Yok, eğer "Bağcıyı dövmek ise" o zaman tuttuğunuz yol en doğru yol.
Ha gayret!
Ama şunu da iyi bilin; "bağ sahibi de" boş değil.
Yeri, zamanı ve fırsatı buldu mu; "dövmeyi" iyi bilir.
Ki onun bu dövmesi; "sizin gibi" anti-demokratik uygulamalarla icra olmaz.
O demokrasinin nimeti olan; sandığı gördüğünde "yumruğu" indirir.
* * *
Hatırlayın.
Bu yumruğun hangi siyasi düşünceyi Türkiye'nin siyasi tarihinden "silip" çöpe attığını.
Şöyle bir geriye bakın.
Bırakın; "eşitlik" en büyük hikmettir.
Barbarlığın da "baş düşmanıdır".
Ne var; "Kürtler de, Türkler de, Laz da, Çerkez de", ben eşit ve özgürüm demesinde.
Ve bunu "haklar" olarak istemesinden.
Gelin!.
Öyle-böyle otel lobilerinde.
Ya da bir kaç "malum" simalarla..
Şu-bu örgütlü dokuyla değil..
Sokağı gez.. Hançepeke in..
Şehitliğe git, Fiskaya'ya, Cumhuriyet mahallesine..
Daha sonra, Bağlar'a. Açıl, Batman'a, Mardin'e, Siirt'e..
Konuş "sokaktaki" insanla.
Bak "kavga mı istiyor, yoksa barış mı?"..

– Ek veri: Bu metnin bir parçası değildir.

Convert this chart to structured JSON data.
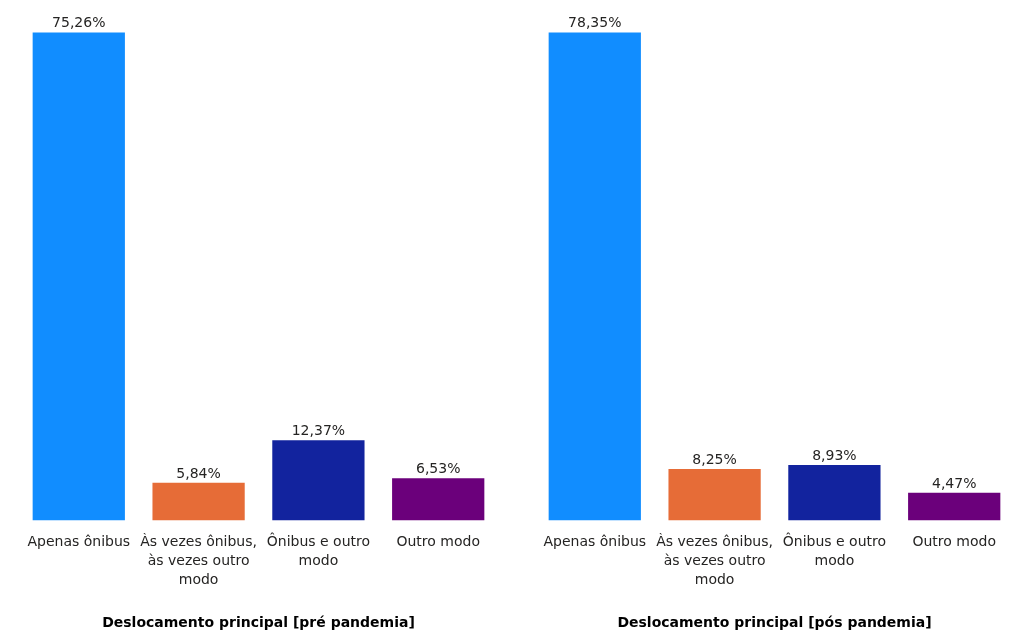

Gerçek muhatap, gerçek söz sahibi "o sokaktaki" ahalidir.
* * *
Çıkarın "at gözlüklerini"
Arının "statükocu" düşünceden.
Bütünleşin "eşitlik" ağında..
Velhasıl!
"Çözüm" üretici olmak istemiyorsanız da.
Bari çekilin de; "çözüm" üretici olan siyasi cenah aktiflik kazansın.
İnsiyatifi elde edip, "sorunu" çözücü reçeteyi tedaviye dâhil etsin.
73 milyon insan bunu istiyor.
Bir tek; "bir avuç" sizler takoz gibi duruyorsunuz.
Yazık ülkeye, millete, devlete ve de tabi ki kendinize.